Adding extra intrigue: recent filings show Pattison, who owns about 51 per cent of Canfor, bought 1.3 million West Fraser shares last month, bringing his stake to almost 14 per cent.
Late Thursday, West Fraser said it adopted a shareholder rights plan (also known as a poison pill) to give management and the board more power to fend off undesirable advances, including so-called "creeping bids" where an investor amasses a stake of more than 20 per cent in the company.
When reached by BNN Bloomberg Monday, Pattison said “it doesn’t affect us… We have been shareholders in West Fraser for 19 years.”
And while the West Fraser press release made no mention of any specific investor, analysts were quick to point out the hazards in any attempt to merge the two companies that have enormous sway over the B.C. forest sector, which has been reeling as high timber costs force sawmill shutdowns.
“We see a potential combination of [Canfor and West Fraser] as being unlikely while an NDP government is in power in B.C.,” said CIBC analyst Hamir Patel in a report.
Patel argued that the province would be slow to approve the transfer of rights to cut vast swathes of B.C. forest, predicting that “approval of the changes in tenure ownership would be challenging to obtain.”
But BMO analyst Mark Wilde indicated the lumber industry's woes could actually ease the path to a deal.
“Politically, it has appeared unlikely that British Columbia would permit the two largest holders of provincial cutting rights to combine [about one-third of BC’s annual allowable cut],” he wrote.
“That is still our view. However, with the B.C. forest products sector in crisis as producers cope with shrinking timber supplies and higher costs, the political landscape may be shifting.”
CIBC’s Patel noted the Ketcham family is believed to own around 20 to 25 per cent of West Fraser so “we do not believe a hostile bid is likely.”
According to the company’s circular for its upcoming annual meeting, Ketcham Investments, a company controlled by the family of West Fraser chairman Hank Ketcham, held a total of 7.4 million shares for 10.7 per cent of the voting rights. Hank Ketcham himself held just under 400,000 shares. Another Ketcham-family controlled entity held 333,066 shares and Hank Ketcham’s cousin, John Ketcham, also a director, owned or controlled 991,100 common shares.

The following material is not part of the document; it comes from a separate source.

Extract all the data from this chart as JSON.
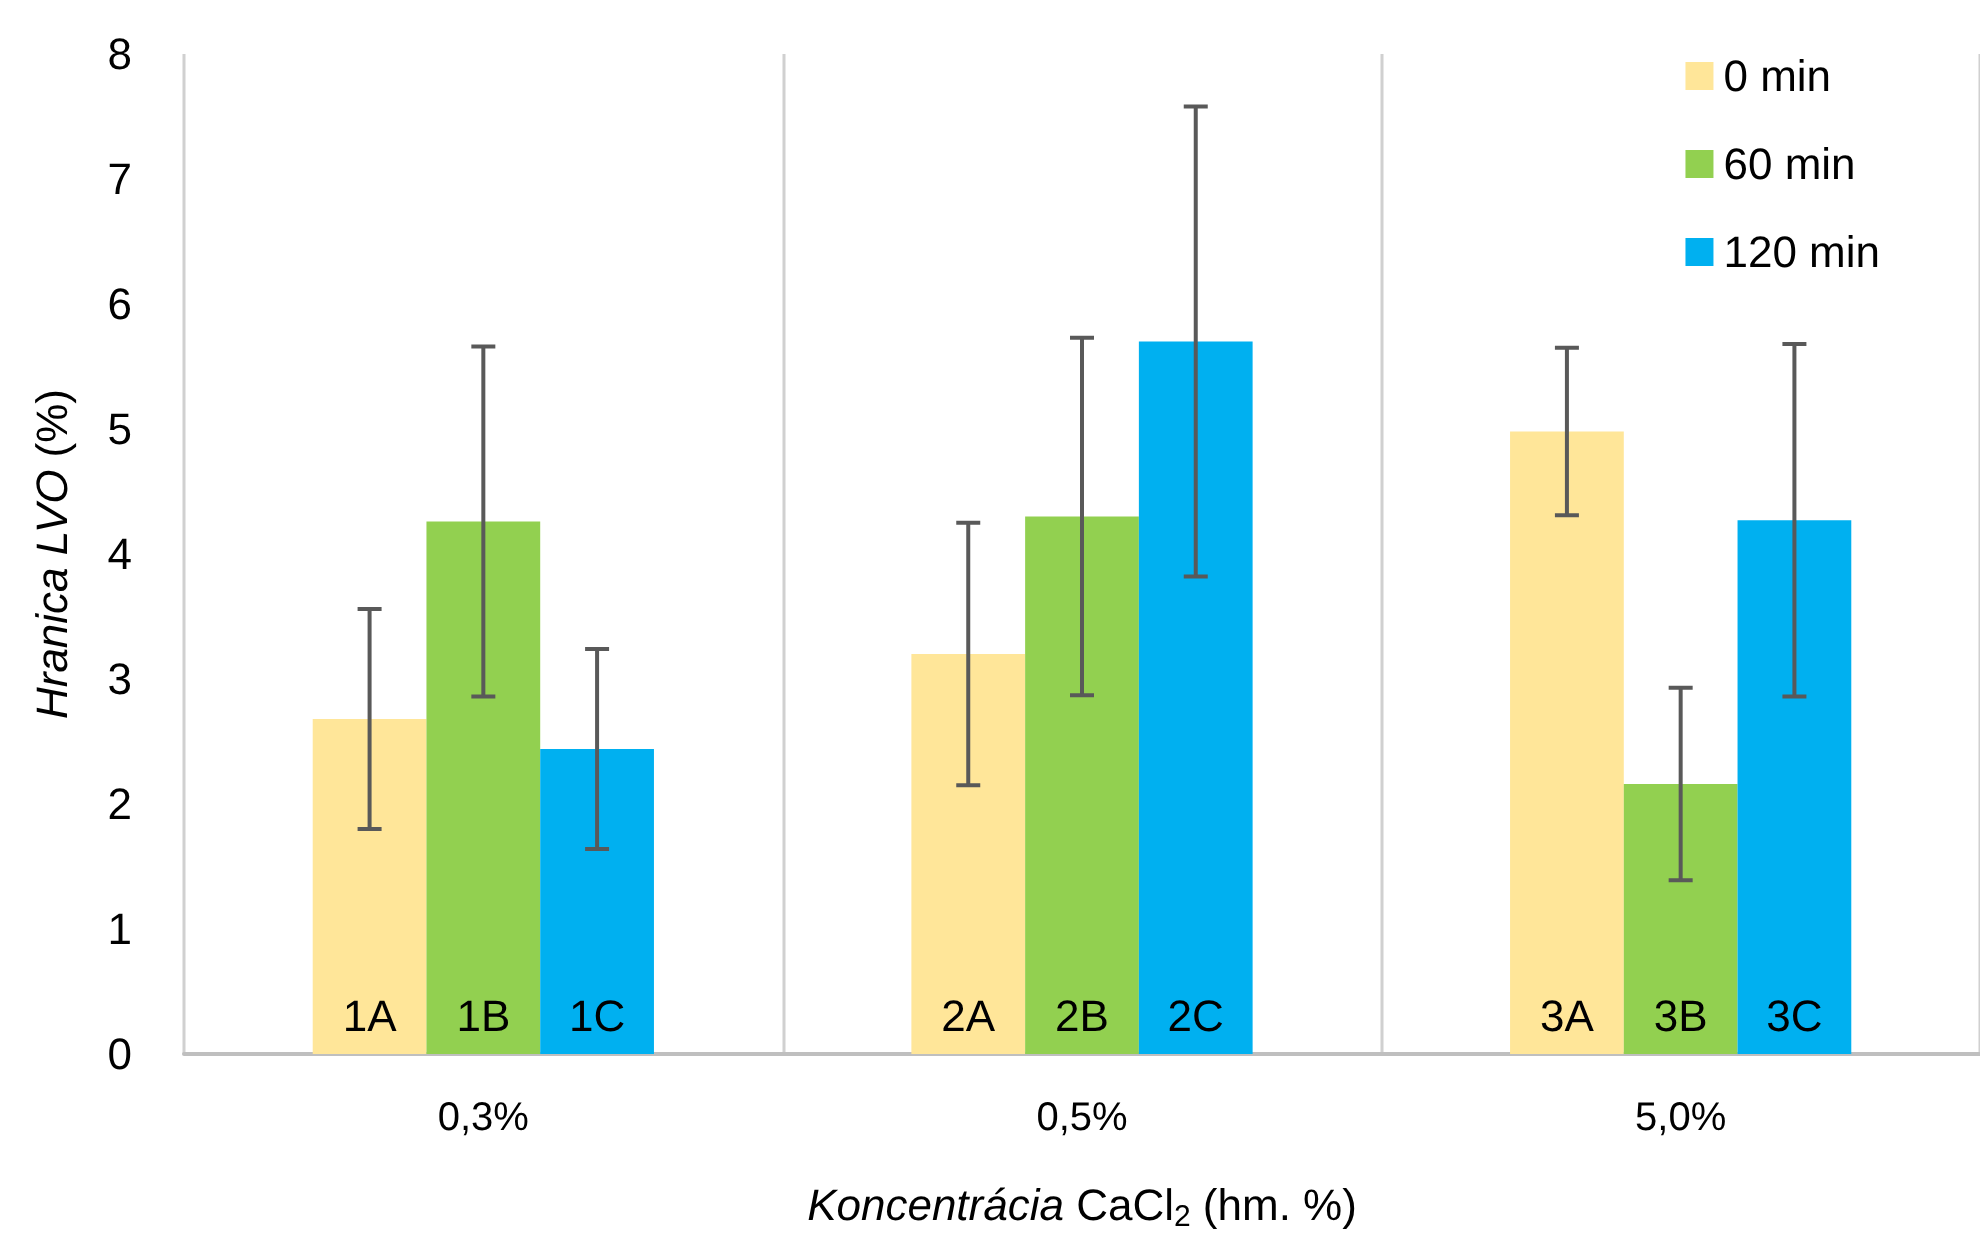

BNN Bloomberg has asked West Fraser for details of the Ketcham’s clan’s full stake.
Late last year, Pattison abandoned a bid to acquire full control of Canfor after too few investors agreed to his offer of $16 a share. Some of the shareholders who spurned the deal may be regretting that now, with Canfor trading at less than $9 per share.
As for a possible bid for West Fraser, BMO’s Wilde said “you can’t fault Jim Pattison’s timing or his eye for value,” noting that West Fraser’s stock hit a seven-year low on March 23. The shares have risen around 50 per cent since then.
In its release Thursday, West Fraser also said lenders agreed to an additional $150-million revolving credit facility. "Our strong balance sheet and additional liquidity further strengthens our ability to weather the impacts of the COVID-19 pandemic,” CEO Ray Ferris said in a statement.